Notice, that solving for (via the forward substitution when $L$ is lower-triangular):
$$
\begin{equation}
L\mathbf{y}=\mathbf{b}
\label{1}
\tag{1}
\end{equation}
$$
is theoretically the same as performing a matrix-vector product:
$$
\begin{equation}
\mathbf{y}=L^{-1}\mathbf{b}
\label{2}
\tag{2}
\end{equation}
$$
However, numerically you always want $\eqref{1}$, not $\eqref{2}$. The reasons are simple: computation of the matrix inverse is numerically unstable and has a huge cost. (see Q1 (especially this answer), Q2 for some additional details).
With that in mind, take a look at the expression from Wikipedia article on Gauss-Seidel.

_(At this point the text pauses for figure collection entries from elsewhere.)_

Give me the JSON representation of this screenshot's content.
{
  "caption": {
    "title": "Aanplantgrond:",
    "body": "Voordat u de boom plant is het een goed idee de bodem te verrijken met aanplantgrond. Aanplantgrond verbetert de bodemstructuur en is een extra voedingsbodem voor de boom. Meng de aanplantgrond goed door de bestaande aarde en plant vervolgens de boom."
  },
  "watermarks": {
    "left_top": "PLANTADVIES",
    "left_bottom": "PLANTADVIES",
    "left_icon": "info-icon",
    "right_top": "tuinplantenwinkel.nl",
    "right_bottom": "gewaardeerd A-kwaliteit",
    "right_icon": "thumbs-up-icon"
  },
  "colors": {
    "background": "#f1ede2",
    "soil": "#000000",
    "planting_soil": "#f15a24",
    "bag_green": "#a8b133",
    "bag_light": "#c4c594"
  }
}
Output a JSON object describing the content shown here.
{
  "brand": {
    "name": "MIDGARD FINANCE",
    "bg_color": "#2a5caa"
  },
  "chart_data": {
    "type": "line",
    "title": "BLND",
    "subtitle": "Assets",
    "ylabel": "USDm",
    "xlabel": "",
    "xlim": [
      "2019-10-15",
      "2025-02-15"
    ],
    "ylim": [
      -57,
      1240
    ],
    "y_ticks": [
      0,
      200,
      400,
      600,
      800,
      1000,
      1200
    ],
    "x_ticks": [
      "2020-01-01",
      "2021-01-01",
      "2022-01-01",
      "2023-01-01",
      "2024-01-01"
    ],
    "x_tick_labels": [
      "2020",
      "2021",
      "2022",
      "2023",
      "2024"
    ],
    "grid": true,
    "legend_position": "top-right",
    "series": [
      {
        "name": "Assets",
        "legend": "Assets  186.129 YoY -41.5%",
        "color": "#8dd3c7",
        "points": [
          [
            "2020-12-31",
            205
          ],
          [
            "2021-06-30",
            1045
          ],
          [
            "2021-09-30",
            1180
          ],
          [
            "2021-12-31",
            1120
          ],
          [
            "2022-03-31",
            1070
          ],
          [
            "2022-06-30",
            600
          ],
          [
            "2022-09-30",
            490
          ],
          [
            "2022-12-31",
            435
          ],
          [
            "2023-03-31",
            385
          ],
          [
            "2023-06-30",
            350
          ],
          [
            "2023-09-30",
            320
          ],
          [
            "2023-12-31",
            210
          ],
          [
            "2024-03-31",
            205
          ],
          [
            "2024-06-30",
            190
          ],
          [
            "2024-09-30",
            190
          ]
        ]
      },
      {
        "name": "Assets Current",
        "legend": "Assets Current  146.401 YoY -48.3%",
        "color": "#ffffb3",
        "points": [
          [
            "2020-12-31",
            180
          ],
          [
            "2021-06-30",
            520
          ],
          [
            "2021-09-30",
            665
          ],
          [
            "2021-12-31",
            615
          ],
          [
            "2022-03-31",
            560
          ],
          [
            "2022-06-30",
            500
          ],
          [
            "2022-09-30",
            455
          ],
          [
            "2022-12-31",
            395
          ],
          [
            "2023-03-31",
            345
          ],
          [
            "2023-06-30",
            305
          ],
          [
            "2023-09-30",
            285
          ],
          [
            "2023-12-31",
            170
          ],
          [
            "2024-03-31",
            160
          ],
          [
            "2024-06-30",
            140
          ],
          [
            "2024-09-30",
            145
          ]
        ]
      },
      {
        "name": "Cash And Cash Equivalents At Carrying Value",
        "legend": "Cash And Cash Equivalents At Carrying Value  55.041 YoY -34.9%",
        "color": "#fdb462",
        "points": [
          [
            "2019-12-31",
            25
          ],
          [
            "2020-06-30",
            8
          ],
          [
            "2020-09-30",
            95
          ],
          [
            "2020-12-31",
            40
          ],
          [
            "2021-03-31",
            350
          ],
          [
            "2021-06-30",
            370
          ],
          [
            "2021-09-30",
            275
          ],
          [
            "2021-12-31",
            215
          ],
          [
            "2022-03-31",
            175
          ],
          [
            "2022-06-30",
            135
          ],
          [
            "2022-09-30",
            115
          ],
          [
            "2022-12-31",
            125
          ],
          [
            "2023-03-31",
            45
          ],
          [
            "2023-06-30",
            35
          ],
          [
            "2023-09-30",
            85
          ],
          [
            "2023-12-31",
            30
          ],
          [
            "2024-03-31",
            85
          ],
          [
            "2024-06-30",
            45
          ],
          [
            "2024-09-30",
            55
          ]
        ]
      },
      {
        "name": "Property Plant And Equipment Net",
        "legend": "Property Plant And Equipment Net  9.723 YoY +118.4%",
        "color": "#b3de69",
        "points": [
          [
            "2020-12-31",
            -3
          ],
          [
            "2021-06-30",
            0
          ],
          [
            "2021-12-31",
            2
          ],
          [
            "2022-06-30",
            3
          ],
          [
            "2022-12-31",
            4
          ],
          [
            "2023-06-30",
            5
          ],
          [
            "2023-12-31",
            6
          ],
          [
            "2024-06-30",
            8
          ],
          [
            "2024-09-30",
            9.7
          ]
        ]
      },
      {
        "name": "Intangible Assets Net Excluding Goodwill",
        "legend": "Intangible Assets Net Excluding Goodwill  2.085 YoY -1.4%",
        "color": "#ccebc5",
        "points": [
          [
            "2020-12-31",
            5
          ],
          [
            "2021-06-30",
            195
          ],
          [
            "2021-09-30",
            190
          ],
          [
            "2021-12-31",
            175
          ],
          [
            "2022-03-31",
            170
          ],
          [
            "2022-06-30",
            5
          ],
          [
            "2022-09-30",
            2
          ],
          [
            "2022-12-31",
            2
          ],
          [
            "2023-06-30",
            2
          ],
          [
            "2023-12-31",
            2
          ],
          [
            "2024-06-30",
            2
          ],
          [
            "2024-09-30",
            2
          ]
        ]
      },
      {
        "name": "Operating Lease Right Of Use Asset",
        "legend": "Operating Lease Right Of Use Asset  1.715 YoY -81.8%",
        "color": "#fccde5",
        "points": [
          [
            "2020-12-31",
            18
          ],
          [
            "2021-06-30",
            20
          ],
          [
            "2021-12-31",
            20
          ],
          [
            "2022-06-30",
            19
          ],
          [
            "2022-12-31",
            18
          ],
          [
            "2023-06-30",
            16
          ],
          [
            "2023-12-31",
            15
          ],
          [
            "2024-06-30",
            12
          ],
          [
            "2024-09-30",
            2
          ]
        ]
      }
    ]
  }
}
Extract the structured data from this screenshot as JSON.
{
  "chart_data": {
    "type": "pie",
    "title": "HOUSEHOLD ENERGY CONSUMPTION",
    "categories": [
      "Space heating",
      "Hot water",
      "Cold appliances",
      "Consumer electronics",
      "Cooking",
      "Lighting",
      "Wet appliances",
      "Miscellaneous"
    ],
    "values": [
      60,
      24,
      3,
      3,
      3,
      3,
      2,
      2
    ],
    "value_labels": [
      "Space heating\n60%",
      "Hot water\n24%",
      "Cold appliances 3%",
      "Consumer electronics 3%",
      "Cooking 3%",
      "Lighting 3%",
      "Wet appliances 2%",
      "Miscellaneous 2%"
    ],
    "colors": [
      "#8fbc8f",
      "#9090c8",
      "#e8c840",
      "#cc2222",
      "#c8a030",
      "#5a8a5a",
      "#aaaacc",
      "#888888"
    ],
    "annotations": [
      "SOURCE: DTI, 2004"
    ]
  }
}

The iteration:
$$
\mathbf{x}^{(k+1)}=L^{-1}(\mathbf{b}-U\mathbf{x}^{(k)})
$$
is totally equivalent to a for-loop for $i$
$$
\begin{equation}
x^{(k+1)}_i=\frac{1}{a_{ii}}\left(b_i-\sum\limits_{j=1}^{i-1}a_{ij}x_{j}^{(k+1)}\right)-\frac{1}{a_{ii}}\left(\sum\limits_{j=i+1}^{n}a_{ij}x_j^{(k)}\right)
\label{3}
\tag{3}
\end{equation}
$$
Here, $a_{ij}$ are the entries of the original matrix $A=L+U$, $k$ is the iteration number, $n$ is the dimension of the square matrix $A$. By looking at $\eqref{3}$, you still see those $L$ and $U$; however, they are present only implicitly, and all operations are done with the entries of the original matrix $A$ stored exactly as it was before.
side-note:
Matrix decomposition usually implies factorization, so $A=L+U$ is not really (strictly) one according to the definition.
$A=L+U$ splitting (used in this question) has nothing to do with a more famous $A=LU$ LU decomposition.